November 7, 2008

Progress seen in battle against energy path

By Rebecca Unger
Hi-Desert Star


YUCCA VALLEY — The California Desert Coalition gave the citizens of the Morongo Basin a progress report on the fight against the Green Path North energy project Thursday night. Playing over the Yucca Room’s sound system as people filled the hall was an incessant electronic chatter, a recording of the noise made by the kind of high-tension powerlines that would be used by Green Path North, CDC members said.

Since the Morongo Basin’s July meeting at Yucca Valley High School with Los Angeles Water and Power General Manager David Nahai and other project supporters, the members of the California Desert Coalition and other local conservation groups have been moving around the state in efforts to stop Los Angeles from creating a high-energy transmission tower corridor through the high desert.

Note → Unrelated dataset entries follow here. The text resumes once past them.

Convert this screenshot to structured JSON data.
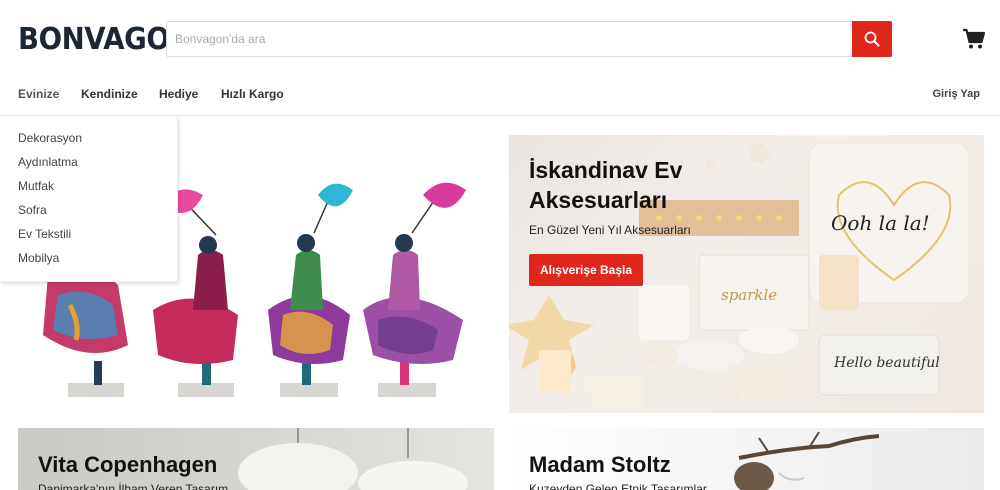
{
  "header": {
    "logo": "BONVAGON",
    "search_placeholder": "Bonvagon'da ara"
  },
  "nav": {
    "items": [
      "Evinize",
      "Kendinize",
      "Hediye",
      "Hızlı Kargo"
    ],
    "login": "Giriş Yap"
  },
  "dropdown": {
    "items": [
      "Dekorasyon",
      "Aydınlatma",
      "Mutfak",
      "Sofra",
      "Ev Tekstili",
      "Mobilya"
    ]
  },
  "banners": {
    "scandi": {
      "title_line1": "İskandinav Ev",
      "title_line2": "Aksesuarları",
      "subtitle": "En Güzel Yeni Yıl Aksesuarları",
      "cta": "Alışverişe Başla",
      "pillow_text": "Ooh la la!",
      "pouch_text": "sparkle",
      "bag_text": "Hello beautiful"
    },
    "vita": {
      "title": "Vita Copenhagen",
      "subtitle": "Danimarka'nın İlham Veren Tasarım"
    },
    "madam": {
      "title": "Madam Stoltz",
      "subtitle": "Kuzeyden Gelen Etnik Tasarımlar"
    }
  },
  "colors": {
    "accent": "#e0271b",
    "logo": "#1c2733"
  },
  "icons": {
    "search": "search-icon",
    "cart": "cart-icon"
  }
}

Proposed to tap the geothermal resources of Salton Sea, the towers would cut through Desert Hot Springs, Big Morongo Canyon Preserve, Pioneertown’s Pipes Canyon Preserve and the hills along Old Woman Springs Road that wind through Yucca Mesa, Flamingo Heights, Landers and Johnson Valley, up to Hesperia’s aging power lines and on to the bright lights, high-rises, spas and flat screens of Los Angeles.

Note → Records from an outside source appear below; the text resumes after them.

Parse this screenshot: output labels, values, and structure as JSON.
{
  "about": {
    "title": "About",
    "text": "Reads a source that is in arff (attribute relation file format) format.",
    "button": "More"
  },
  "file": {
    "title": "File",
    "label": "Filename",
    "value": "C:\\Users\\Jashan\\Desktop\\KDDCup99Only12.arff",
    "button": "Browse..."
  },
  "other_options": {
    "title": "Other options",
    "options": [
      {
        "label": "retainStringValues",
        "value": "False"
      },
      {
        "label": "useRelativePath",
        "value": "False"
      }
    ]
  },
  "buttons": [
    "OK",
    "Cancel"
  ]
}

“We have a lot to protect, a lot to fight for,” the CDC’s April Sall warned Nahai in July. And thanks to the volunteer hours and miles contributed by Sall and others, the CDC believes the fight is having an effect.

The CDC has embarked on a political outreach and education program, meeting and/or speaking with four state and two federal decision makers, including the governor’s Energy Advisor Darren Bouton, Senators Bob Dutton, Diane Feinstein and Barbara Boxer and re-elected local representatives U.S. Congressman Jerry Lewis and state Assemblyman Paul Cook.

“We have met with Congresswoman Mary Bono Mack,” Sall related. “She was disinterested in February of 2007 because she didn’t get the idea, but may now join us in the effort.”

The National Parks Conservation Association’s Mike Cipra, who operates as a California Desert Program Manager out of Joshua Tree, is going to Washington, D.C., on behalf of the Basin.

“It’s about a community coming together and articulating what it wants to see for its future,” Cipra explained.

The CDC’s done public outreach and education, too, in an effort to alert the citizens of Los Angeles to the ramifications of the proposed power grid. In September, Sall and fellow Desert Coalition member Ruth Reiman appeared on Los Angeles radio station KPFK’s “Healthy Planet, Healthy Me” program, with Nahai commenting by phone and a listener call-in segment.

Last month, children colored the “Stop Green Path” poster by Joshua Tree artist Rik Livingston and sent them LA Mayor Antonio Villaraigosa.

“What began as an angry battle has become a conversation,” the Desert Coalition was pleased to report.

The California Independent System Operator, the not-for-profit corporation that operates most of the state’s high-voltage wholesale power grid, has publicly criticized the Los Angeles power department for not being open and transparent.

Southern California Edison, whom Nahai touted as a potential partner on Green Path North, says talks with LADWP have been “non-productive” on the project, according to the Desert Coalition.

Although there has been increased awareness and support, don’t think that the boxing gloves have come off just yet.

The LADWP has scheduled a meeting with the Bureau of Land Management and the U.S. Forestry Service for today.

The BLM is the lead agency on the project, in charge of 60 percent of the real estate where the towers would go.

The LADWP plans to publish its Notice of Intent early next year, and Sall said “That starts the clock”

“The desert’s cycles run over millions of years,” remarked the Desert Coalition’s David Miller. “We come in, bulldoze and grade, and we’ve done a million year cycle in 60 years.”